現実とファンタジーが交錯し、一見ドタバタのようにも見えますが、洪水のような言葉の応酬の中にも含蓄があります。ドイツ語を解さないと厳しい面もありますが、大丈夫、日本語字幕が付いているので十分に楽しめます。

音楽にも様々な引用があり、縦横無尽に張り巡らされた音楽上の仕掛けも満載。欲を言えばテキストを良く読み、シュトラウスが仕掛けた暗示を知っておくと興味は倍増するのですが、何も知らなくても音楽の美しさが自然と耳に入ってくるはず。そんな意味でも、少なくとも3日間ほど視聴可能にして欲しかったと思います。次の機会に期待しましょう。

聴きどころを少し指摘しておくと、第4景で詩人オリヴィエが書いたソネットを伯爵が朗読する箇所があります。ここはオーケストラは休止し、台詞だけ。このソネットは、16世紀フランスの詩人ピエール・ド・ロンサールのものをドイツ語訳したものとのこと。このあと、オリヴィエ自身がハープ伴奏(この演出ではチェンバロ)に乗って朗読しますが、これも歌ではなく台詞。
そして第6景になると、このソネットに作曲家フラマンが音楽を付けた、ということでメロディーに乗せてフラマンが歌います。そして最後の幕切れ、今度はマドレーヌがハープ(ここもチェンバロという演出、実際にはピットのハープ)の弾き語りで歌い上げるのですね。つまりソネットは4回繰り返されるので、これ、聴きどころです。

オペラの中心に当たるのが、第9景。ここは時間的にも長く、二人の踊り子がパスピエ、ジーグ、ガヴォットを踊る場面、試練のフーガと名付けられた6重唱、イタリアの歌手二人によるオペラの二重唱(ピエトロ・メタスタージオの詩が使われています)、笑いのアンサンブルと呼ばれる最初の8重唱、劇場支配人ら・ロッシュを貶す口論のアンサンブルと呼ばれる二つ目の8重唱、これに反論するラ・ロッシュの「弁明のモノローグ」、ロッシュの演説に感銘した4人による表敬の四重唱と、目先が次々と変わる展開に飽きる暇もないでしょう。

音楽と言葉が和解し、新しいオペラを創ることで一致団結する第10景を経て、先に記した召使たちのコミカルなアンサンブルに続きます。これに続く第12景が、プロンプターのトープ氏と家令のやりとりで、ここは終始7拍子(3+4)という意味深な音楽。因みに「トープ」とは「モグラ」の意味だそうで、オペラの台詞を縁の下で支えるプロンプターを象徴しているのですね。プロンプターにまで光を当てるシュトラウスの心配り。
そして最後が、単独で演奏会でも取り上げられることがある「終景」。月光の音楽と呼ばれる間奏曲に続いて、マドレーヌのモノローグが感動的に歌われ、全曲が終わります。

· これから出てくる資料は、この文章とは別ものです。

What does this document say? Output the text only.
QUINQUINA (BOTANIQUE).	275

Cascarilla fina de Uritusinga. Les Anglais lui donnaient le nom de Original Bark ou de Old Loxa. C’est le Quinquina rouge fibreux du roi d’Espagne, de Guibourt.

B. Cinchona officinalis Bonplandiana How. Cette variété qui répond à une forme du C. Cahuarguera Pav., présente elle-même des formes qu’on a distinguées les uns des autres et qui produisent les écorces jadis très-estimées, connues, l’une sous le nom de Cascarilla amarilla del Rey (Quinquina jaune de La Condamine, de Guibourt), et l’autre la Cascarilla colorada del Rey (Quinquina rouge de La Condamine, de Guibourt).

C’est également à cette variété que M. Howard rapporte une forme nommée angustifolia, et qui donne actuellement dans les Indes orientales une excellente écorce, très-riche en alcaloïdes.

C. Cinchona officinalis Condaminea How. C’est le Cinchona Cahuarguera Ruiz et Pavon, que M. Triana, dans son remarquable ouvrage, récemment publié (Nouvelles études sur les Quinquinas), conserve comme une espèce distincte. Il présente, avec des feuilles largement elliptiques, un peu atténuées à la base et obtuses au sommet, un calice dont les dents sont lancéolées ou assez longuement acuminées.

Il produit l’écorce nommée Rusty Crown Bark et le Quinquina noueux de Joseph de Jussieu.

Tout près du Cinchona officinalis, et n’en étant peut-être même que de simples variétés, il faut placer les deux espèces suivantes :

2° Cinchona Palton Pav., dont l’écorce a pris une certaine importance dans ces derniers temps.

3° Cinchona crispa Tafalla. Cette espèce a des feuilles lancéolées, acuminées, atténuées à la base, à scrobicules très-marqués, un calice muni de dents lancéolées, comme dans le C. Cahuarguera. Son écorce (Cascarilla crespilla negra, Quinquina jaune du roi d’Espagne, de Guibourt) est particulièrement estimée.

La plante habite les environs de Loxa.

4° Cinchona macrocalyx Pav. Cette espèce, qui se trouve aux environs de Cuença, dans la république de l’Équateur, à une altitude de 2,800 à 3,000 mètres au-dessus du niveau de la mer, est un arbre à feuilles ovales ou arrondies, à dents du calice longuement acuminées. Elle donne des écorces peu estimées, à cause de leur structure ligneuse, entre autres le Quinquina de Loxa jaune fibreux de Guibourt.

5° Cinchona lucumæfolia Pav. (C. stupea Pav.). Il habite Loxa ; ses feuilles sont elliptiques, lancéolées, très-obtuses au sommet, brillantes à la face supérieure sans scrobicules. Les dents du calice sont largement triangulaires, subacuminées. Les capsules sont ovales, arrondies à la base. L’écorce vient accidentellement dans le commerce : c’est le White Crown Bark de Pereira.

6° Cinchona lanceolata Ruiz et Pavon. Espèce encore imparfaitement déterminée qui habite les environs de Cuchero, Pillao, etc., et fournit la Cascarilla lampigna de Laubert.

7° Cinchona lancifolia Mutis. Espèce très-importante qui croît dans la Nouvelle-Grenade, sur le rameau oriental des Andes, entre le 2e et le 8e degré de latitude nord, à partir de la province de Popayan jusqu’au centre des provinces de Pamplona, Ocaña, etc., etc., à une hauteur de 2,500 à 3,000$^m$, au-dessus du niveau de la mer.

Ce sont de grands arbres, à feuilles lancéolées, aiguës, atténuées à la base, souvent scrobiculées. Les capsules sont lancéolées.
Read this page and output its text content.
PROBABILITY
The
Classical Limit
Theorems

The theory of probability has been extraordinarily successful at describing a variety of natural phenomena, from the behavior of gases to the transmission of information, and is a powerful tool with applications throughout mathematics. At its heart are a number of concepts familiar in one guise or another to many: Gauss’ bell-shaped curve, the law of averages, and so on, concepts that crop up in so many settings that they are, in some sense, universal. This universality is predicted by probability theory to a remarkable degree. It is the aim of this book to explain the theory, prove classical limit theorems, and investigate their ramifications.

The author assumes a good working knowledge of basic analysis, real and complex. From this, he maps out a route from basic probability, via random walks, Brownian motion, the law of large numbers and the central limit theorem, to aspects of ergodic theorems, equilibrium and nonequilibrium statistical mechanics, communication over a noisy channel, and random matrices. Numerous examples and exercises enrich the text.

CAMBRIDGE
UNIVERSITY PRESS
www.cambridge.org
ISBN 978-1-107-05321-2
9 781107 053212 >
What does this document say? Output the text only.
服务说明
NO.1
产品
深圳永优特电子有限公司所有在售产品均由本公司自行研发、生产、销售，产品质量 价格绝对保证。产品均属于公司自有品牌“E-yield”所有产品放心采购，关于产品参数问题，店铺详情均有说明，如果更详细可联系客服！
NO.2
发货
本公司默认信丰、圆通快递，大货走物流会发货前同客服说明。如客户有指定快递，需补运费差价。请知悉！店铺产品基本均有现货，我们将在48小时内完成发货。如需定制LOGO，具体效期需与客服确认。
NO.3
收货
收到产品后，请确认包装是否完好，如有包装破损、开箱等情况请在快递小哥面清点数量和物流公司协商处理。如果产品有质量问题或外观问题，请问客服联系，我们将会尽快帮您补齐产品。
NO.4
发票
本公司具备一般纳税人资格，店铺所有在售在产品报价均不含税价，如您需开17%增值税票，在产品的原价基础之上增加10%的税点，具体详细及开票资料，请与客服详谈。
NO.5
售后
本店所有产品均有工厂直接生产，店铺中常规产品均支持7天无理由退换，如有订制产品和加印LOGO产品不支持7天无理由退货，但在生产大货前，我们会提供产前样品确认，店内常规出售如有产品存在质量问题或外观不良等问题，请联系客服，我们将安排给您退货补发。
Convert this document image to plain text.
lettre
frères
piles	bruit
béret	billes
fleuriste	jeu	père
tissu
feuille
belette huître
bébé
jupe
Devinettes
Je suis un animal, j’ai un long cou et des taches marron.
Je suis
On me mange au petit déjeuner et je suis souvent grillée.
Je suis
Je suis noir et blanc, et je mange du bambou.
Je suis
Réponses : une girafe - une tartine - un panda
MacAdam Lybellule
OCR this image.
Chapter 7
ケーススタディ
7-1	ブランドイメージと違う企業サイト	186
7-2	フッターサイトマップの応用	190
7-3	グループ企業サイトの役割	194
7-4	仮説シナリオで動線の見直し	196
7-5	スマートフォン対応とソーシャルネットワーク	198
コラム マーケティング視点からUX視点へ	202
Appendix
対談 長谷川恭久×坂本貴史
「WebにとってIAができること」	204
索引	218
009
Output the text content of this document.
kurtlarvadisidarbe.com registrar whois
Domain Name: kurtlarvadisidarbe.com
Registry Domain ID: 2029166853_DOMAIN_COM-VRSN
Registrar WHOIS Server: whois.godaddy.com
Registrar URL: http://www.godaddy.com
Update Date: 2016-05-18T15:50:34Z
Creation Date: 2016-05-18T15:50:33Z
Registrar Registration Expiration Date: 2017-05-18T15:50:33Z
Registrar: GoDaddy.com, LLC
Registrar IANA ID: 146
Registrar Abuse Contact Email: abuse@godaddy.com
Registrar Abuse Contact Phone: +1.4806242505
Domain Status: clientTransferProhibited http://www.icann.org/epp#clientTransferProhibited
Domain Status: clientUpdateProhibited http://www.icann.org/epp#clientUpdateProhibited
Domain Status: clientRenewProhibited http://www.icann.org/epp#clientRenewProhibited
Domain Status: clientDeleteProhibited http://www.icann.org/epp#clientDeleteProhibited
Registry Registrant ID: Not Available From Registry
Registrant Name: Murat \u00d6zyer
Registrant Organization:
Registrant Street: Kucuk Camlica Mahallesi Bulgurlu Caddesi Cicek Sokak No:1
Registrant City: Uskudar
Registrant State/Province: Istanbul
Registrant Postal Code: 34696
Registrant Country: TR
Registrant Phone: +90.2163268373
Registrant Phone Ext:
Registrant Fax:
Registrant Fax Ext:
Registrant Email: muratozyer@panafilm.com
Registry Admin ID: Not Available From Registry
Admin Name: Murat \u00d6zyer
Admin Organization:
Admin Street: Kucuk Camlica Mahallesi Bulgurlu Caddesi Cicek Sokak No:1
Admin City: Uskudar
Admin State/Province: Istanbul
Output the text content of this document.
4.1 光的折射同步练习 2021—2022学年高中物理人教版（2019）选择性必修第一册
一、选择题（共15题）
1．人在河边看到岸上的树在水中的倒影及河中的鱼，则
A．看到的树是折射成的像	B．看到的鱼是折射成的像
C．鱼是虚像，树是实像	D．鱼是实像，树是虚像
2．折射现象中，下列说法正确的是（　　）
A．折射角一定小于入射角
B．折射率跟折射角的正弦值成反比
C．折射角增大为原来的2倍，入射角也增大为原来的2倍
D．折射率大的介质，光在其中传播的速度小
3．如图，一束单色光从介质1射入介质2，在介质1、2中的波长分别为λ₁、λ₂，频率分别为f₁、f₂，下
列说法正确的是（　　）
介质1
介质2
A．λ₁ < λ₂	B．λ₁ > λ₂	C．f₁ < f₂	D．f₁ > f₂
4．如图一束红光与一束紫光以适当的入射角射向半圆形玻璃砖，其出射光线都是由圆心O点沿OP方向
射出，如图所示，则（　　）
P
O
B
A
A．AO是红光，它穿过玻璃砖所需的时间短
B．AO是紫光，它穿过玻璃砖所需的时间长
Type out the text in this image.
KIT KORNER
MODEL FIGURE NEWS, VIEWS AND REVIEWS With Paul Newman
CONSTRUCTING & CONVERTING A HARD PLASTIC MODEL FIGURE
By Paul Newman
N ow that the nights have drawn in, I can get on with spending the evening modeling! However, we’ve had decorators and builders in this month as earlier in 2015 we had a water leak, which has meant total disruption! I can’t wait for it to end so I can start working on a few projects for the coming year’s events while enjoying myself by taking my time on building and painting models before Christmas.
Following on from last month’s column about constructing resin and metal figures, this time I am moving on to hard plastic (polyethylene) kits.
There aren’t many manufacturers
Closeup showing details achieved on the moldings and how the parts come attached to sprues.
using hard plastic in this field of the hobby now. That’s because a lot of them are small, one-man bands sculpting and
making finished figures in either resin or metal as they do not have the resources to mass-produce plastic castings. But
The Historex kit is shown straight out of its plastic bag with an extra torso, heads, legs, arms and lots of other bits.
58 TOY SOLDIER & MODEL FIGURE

2時間半、全編切れ目なしの上演(二期会は途中で休憩を入れました)。最後のホルン独奏とピチカートの掛け合い、オリヴィエとフラマンがこれに合わせて電気を消す演出は見事。
“かっこよくしてくれ”というラ・ロッシュの退場と、カーテンコールでの登場も笑わせてくれました。是非、カプリッチョをお見逃しなく。